The USDJPY has resumed decline on Wednesday after Tuesday's closed the trading session in positive territory, recovering to 105.23. The increased demand for protective assets, which include the Japanese Yen, demonstrates a continuing nervousness on the financial markets, coupled with the spread of the epidemic coronavirus infection.
On the eve of the US currency was supported against the backdrop of US President Donald Trump's statements that he would ask Congress to reduce the payroll tax, and to take other necessary measures in order to offset the negative effects of the coronavirus outbreak in the United States. According to recent data, the number of cases in the US has already exceeded 1,000 people. It should be noted that Trump was able to calm the markets, but only for a short time. Today, market participants once again turned his attention to the prospect of further monetary easing by the Fed, the probability of which has increased significantly against the backdrop of yesterday's Trump calls for an immediate reduction in the Fed rates to near-zero levels, which is characteristic of the central banks of other countries in the Group of Seven.

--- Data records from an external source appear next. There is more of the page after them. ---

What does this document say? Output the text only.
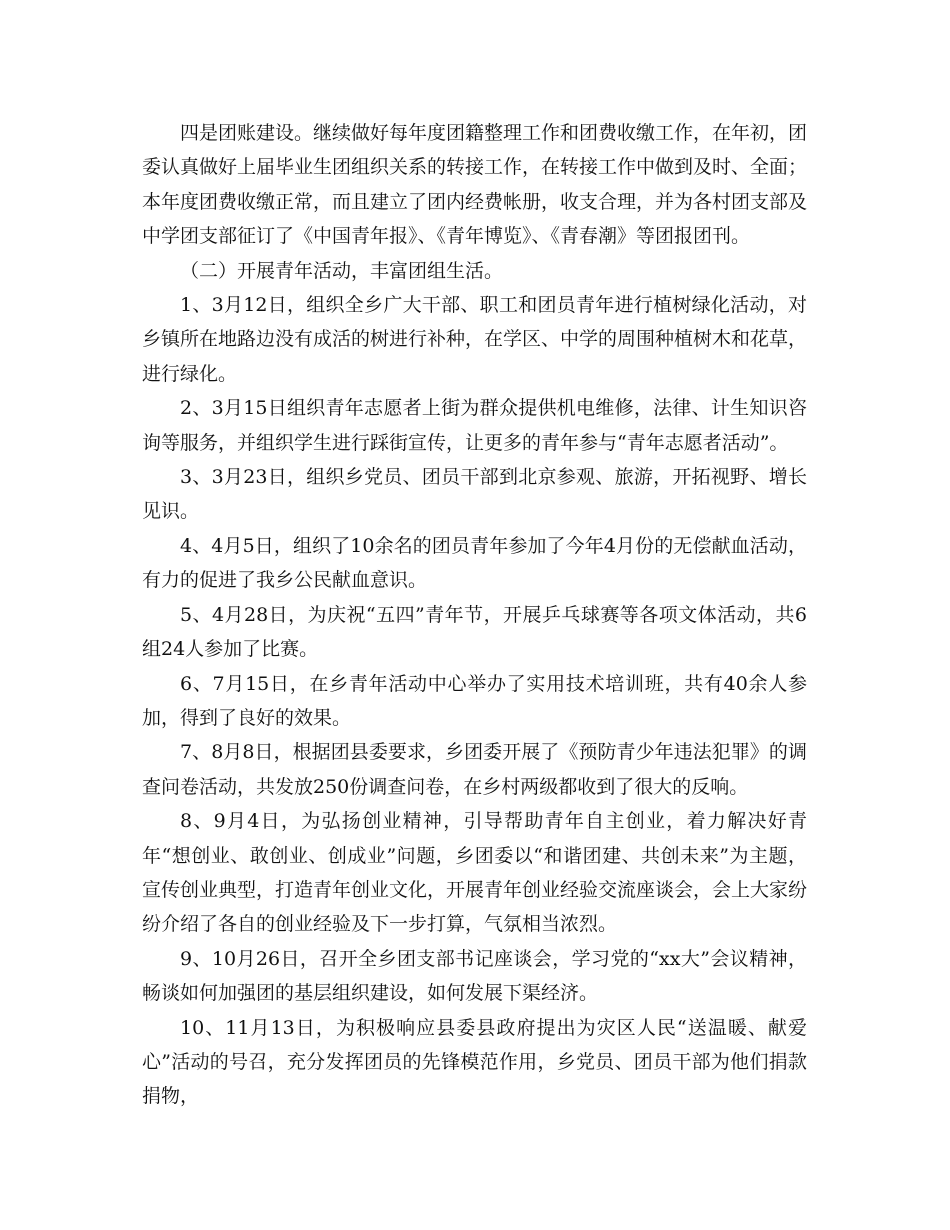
四是团账建设。继续做好每年度团籍整理工作和团费收缴工作，在年初，团委认真做好上届毕业生团组织关系的转接工作，在转接工作中做到及时、全面；本年度团费收缴正常，而且建立了团内经费帐册，收支合理，并为各村团支部及中学团支部征订了《中国青年报》、《青年博览》、《青春潮》等团报团刊。

（二）开展青年活动，丰富团组生活。

1、3月12日，组织全乡广大干部、职工和团员青年进行植树绿化活动，对乡镇所在地路边没有成活的树进行补种，在学区、中学的周围种植树木和花草，进行绿化。

2、3月15日组织青年志愿者上街为群众提供机电维修，法律、计生知识咨询等服务，并组织学生进行踩街宣传，让更多的青年参与“青年志愿者活动”。

3、3月23日，组织乡党员、团员干部到北京参观、旅游，开拓视野、增长见识。

4、4月5日，组织了10余名的团员青年参加了今年4月份的无偿献血活动，有力的促进了我乡公民献血意识。

5、4月28日，为庆祝“五四”青年节，开展乒乓球赛等各项文体活动，共6组24人参加了比赛。

6、7月15日，在乡青年活动中心举办了实用技术培训班，共有40余人参加，得到了良好的效果。

7、8月8日，根据团县委要求，乡团委开展了《预防青少年违法犯罪》的调查问卷活动，共发放250份调查问卷，在乡村两级都收到了很大的反响。

8、9月4日，为弘扬创业精神，引导帮助青年自主创业，着力解决好青年“想创业、敢创业、创成业”问题，乡团委以“和谐团建、共创未来”为主题，宣传创业典型，打造青年创业文化，开展青年创业经验交流座谈会，会上大家纷纷介绍了各自的创业经验及下一步打算，气氛相当浓烈。

9、10月26日，召开全乡团支部书记座谈会，学习党的“xx大”会议精神，畅谈如何加强团的基层组织建设，如何发展下渠经济。

10、11月13日，为积极响应县委县政府提出为灾区人民“送温暖、献爱心”活动的号召，充分发挥团员的先锋模范作用，乡党员、团员干部为他们捐款捐物，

Thus, the current pressure on the dollar as the time and due to the likely easing in US monetary policy. Many analysts believe that the US regulator can go for additional rate cuts at 0.50% at the meeting of 17-18 March and again on 28-29 April. Such actions will be repeating the Fed's steps the Fed last week, when she went to the extraordinary easing for the first time since 2008, and eventually the target range of the interest rate ranges from 0% to 0.25%. This level was last seen in 2015.
In the course of the day, investors expect the publication of macroeconomic statistics from the US block on the dynamics of consumer prices. Analysts' forecasts suggest a decrease of indicators that could be another argument in favor of new monetary stimulus. Taking this into account, the USDJPY risks remain under pressure.